Many years agovolunteering was a gift of time and money by deserving and ancient associations, born around the parishes, the dioceses, from the school of charity of the social saints.
Then the ecclesial movements especially educated their young people to learn from charityto grow in charity, which is first and foremost a good thing for those who live and bear witness to love for God and neighbor, according to the commandments of Jesus. Testimony, as we know, it expands by contagionalmost by competition, even if charity has increasingly been replaced by the word solidarity.
How many men and women of good will and love of life have become irreplaceable presences:
- in the suburbsfor homework and play for the little ones, for company and care for the elderly;
- for blankets and food for the homelessto support justice for the poorest, abandoned and violated women and children;
- to prepare meals and packages to the neediest families;
- to give a smile in hospitals to those who are sick and a comfort to those who die;
- to build churches and meeting placessports fields, family homes;
- to welcome those who are alone and underprivilegedto help the stranger or prisoner, clothe the naked, give food and drink to the hungry.
They are the works of mercycorporal and spiritual, which save the souls of many, believers and non-believers, because they change your heart.
And in these days of diligent shopping for the holidays, of frantic rushes to set the tables, there are those who remember those who don’t haveand moves the imagination, the hands and the legs.
Thirty years ago the Third Sector Forum was born in Italy: that of volunteering, which unites all groups, communities, organizations that do not have profit as their primary aim and, if they make profit, they reinvest it for the common good.
I like to remember a champion of creativity and passion, Riccardo Bonacinafounder and first director of the non-profit weekly, Life. A revolutionary newspaper in the journalistic panorama, which has helped training, commitment to regulations, which has given voice to the galaxy of social works.
A bet on freedom to tell the story of Italy wants and knows how to buildto propose, more than just complaining or screaming, breaking, hating.
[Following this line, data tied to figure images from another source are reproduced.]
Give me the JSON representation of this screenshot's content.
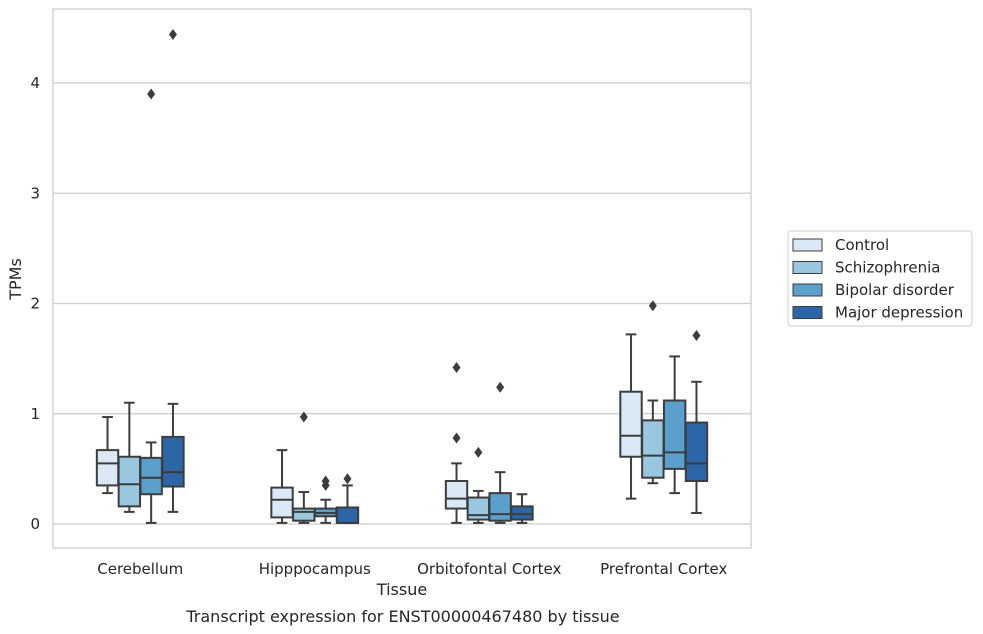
{
  "chart_data": {
    "type": "box",
    "title": "",
    "caption": "Transcript expression for ENST00000467480 by tissue",
    "xlabel": "Tissue",
    "ylabel": "TPMs",
    "ylim": [
      -0.2,
      4.7
    ],
    "yticks": [
      0,
      1,
      2,
      3,
      4
    ],
    "grid": "horizontal",
    "legend_position": "right",
    "categories": [
      "Cerebellum",
      "Hipppocampus",
      "Orbitofontal Cortex",
      "Prefrontal Cortex"
    ],
    "series": [
      {
        "name": "Control",
        "color": "#dbe9f6",
        "boxes": [
          {
            "whisker_low": 0.28,
            "q1": 0.35,
            "median": 0.55,
            "q3": 0.67,
            "whisker_high": 0.97,
            "outliers": []
          },
          {
            "whisker_low": 0.01,
            "q1": 0.06,
            "median": 0.22,
            "q3": 0.33,
            "whisker_high": 0.67,
            "outliers": []
          },
          {
            "whisker_low": 0.01,
            "q1": 0.14,
            "median": 0.23,
            "q3": 0.39,
            "whisker_high": 0.55,
            "outliers": [
              0.78,
              1.42
            ]
          },
          {
            "whisker_low": 0.23,
            "q1": 0.61,
            "median": 0.8,
            "q3": 1.2,
            "whisker_high": 1.72,
            "outliers": []
          }
        ]
      },
      {
        "name": "Schizophrenia",
        "color": "#9ac7e0",
        "boxes": [
          {
            "whisker_low": 0.11,
            "q1": 0.16,
            "median": 0.36,
            "q3": 0.61,
            "whisker_high": 1.1,
            "outliers": []
          },
          {
            "whisker_low": 0.01,
            "q1": 0.03,
            "median": 0.11,
            "q3": 0.14,
            "whisker_high": 0.29,
            "outliers": [
              0.97
            ]
          },
          {
            "whisker_low": 0.01,
            "q1": 0.04,
            "median": 0.08,
            "q3": 0.24,
            "whisker_high": 0.3,
            "outliers": [
              0.65
            ]
          },
          {
            "whisker_low": 0.37,
            "q1": 0.42,
            "median": 0.62,
            "q3": 0.94,
            "whisker_high": 1.12,
            "outliers": [
              1.98
            ]
          }
        ]
      },
      {
        "name": "Bipolar disorder",
        "color": "#5b9fcd",
        "boxes": [
          {
            "whisker_low": 0.01,
            "q1": 0.27,
            "median": 0.42,
            "q3": 0.6,
            "whisker_high": 0.74,
            "outliers": [
              3.9
            ]
          },
          {
            "whisker_low": 0.01,
            "q1": 0.07,
            "median": 0.1,
            "q3": 0.14,
            "whisker_high": 0.22,
            "outliers": [
              0.35,
              0.39
            ]
          },
          {
            "whisker_low": 0.01,
            "q1": 0.03,
            "median": 0.09,
            "q3": 0.28,
            "whisker_high": 0.47,
            "outliers": [
              1.24
            ]
          },
          {
            "whisker_low": 0.28,
            "q1": 0.5,
            "median": 0.65,
            "q3": 1.12,
            "whisker_high": 1.52,
            "outliers": []
          }
        ]
      },
      {
        "name": "Major depression",
        "color": "#2c66a6",
        "boxes": [
          {
            "whisker_low": 0.11,
            "q1": 0.34,
            "median": 0.47,
            "q3": 0.79,
            "whisker_high": 1.09,
            "outliers": [
              4.44
            ]
          },
          {
            "whisker_low": 0.01,
            "q1": 0.01,
            "median": 0.01,
            "q3": 0.15,
            "whisker_high": 0.35,
            "outliers": [
              0.41
            ]
          },
          {
            "whisker_low": 0.01,
            "q1": 0.04,
            "median": 0.09,
            "q3": 0.16,
            "whisker_high": 0.27,
            "outliers": []
          },
          {
            "whisker_low": 0.1,
            "q1": 0.39,
            "median": 0.55,
            "q3": 0.92,
            "whisker_high": 1.29,
            "outliers": [
              1.71
            ]
          }
        ]
      }
    ]
  }
}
Lifethat is, love and work for life, for reality as a whole and for the men who inhabit it.
Bonacina, who many knew and respected, passed away last week, after a long illness which he lived peacefully. In faithwhich has always moved his intelligence since he worked at the glorious weekly On Saturdaysentinel of Catholic commitment in the political, social and cultural world.
Until recent years, when he left with trucks full of food for the cold and devastated lands of Ukraine, because peace is not achieved by waving banners, but by being men and women of peace.
Fortunately, in these times of sad consumerism and individualism, there are saintsthat is, real men, who give everything, taking that seriously “You have received freely, you give freely”.
Not out of voluntarism, not out of an effort to be generous, not because Christians “do” good works, but out of receive grace upon grace.